Oleh: Ummul Asminingrum, S.Pd. (Pendidik Generasi)
Pengamat politik dari Universitas Al Azhar Ujang Komarudin berpendapat Presiden Joko Widodo tengah berupaya membangun dinasti politik. Hal itu terlihat dari langkah putra sulungnya, Gibran Rakabuming Raka, yang maju dalam pemilihan wali kota Solo 2020.
“Bisa dikatakan Jokowi sedang membangun dinasti politik. Mungkin mumpung sedang jadi Presiden, sedang punya kekuasaan, akhirnya dorong anaknya jadi wali kota,” kata Ujang. (Kompas.com, 18/7/2020).
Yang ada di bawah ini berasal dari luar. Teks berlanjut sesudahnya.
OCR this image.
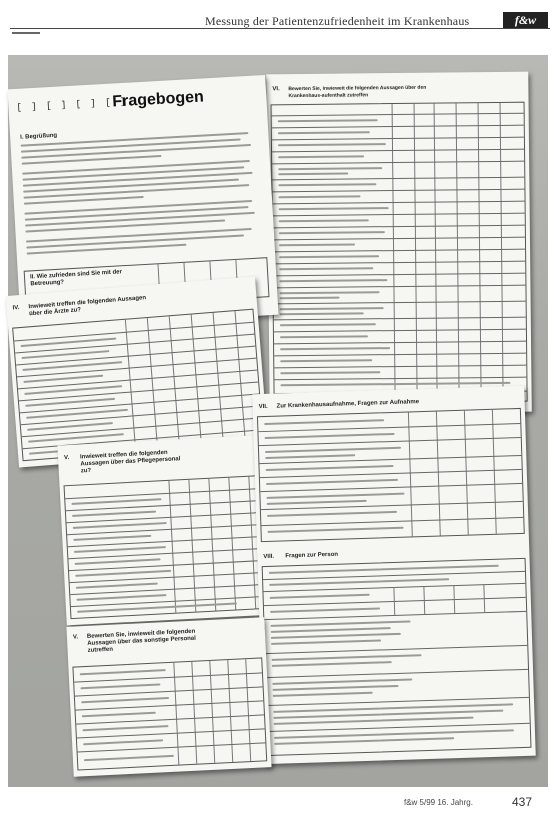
Messung der Patientenzufriedenheit im Krankenhaus	f&w
VI. Bewerten Sie, inwieweit die folgenden Aussagen über den Krankenhaus-aufenthalt zutreffen
[ ] [ ] [ ] [ ]
Fragebogen
I. Begrüßung
II. Wie zufrieden sind Sie mit der Betreuung?
IV. Inwieweit treffen die folgenden Aussagen über die Ärzte zu?
V. Inwieweit treffen die folgenden Aussagen über das Pflegepersonal zu?
VII. Zur Krankenhausaufnahme, Fragen zur Aufnahme
VIII. Fragen zur Person
V. Bewerten Sie, inwieweit die folgenden Aussagen über das sonstige Personal zutreffen
f&w 5/99 16. Jahrg.	437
Melihat fakta yang selama ini terjadi dijagad perpolitikan Indonesia bisa dikatakan bahwa politik dinasti dan oligarki adalah sebuah keniscayaan dalam sistem Demokrasi.
Menurut akademisi Universitas Gajah Mada, Kuskrido Ambardi, politik dinasti dan kartelisasi politik adalah dua hal yang berbeda.
“Bedanya antara oligarki dengan dinasti itu, kalau dinasti itu dilakukan pribadi-pribadi. Tapi kalau oligarki itu (dilakukan) partai politik,” jelasnya dalam diskusi akhir tahun FISIP UIN Syarif Hidayatullah Jakarta bertema “Partai Politik Dan Kecenderungan Politik Oligarki” di Auditorium Bahtiar Effendy, FISIP UIN, Tangerang Selatan, Rabu (18/12).
Dalam sistem Demokrasi, bila seseorang ingin menjadi pemenang maka ia harus mendapat suara terbanyak. Suara terbanyak ini bisa diraih dengan dana besar. Tak kalah penting juga adalah ketenaran. Maka tak jarang sebuah parpol memilih calon dari kalangan artis, model atau musisi.
Selain itu para politisi di negeri ini juga sering memanfaatkan pengaruh jabatan yang sedang dimiliki seseorang. Nah, hal inilah yang sering mengarah pada politik dinasti. Dan hal inilah yang sedang berupaya dibangun oleh pemimpin negeri ini. Sebab selain putra kandungannya. Menantu Presiden, Bobby Afif Nasution juga berniat maju di Pilkada Medan.
Sebenarnya praktik politik dinasti bukan baru-baru ini terjadi. Bahkan hal ini dilakukan dari masa reformasi. Presiden pertama RI Soekarno pun telah melakukan praktik politik dinasti. Dimana anak beliau yaitu Megawati Soekarnoputri juga menggeluti dunia politik bahkan pernah menjadi presiden RI. Begitupula masa presiden Susilo Bambang Yudhoyono dengan terjunnya IBAS dan AHY dalam kancah politik.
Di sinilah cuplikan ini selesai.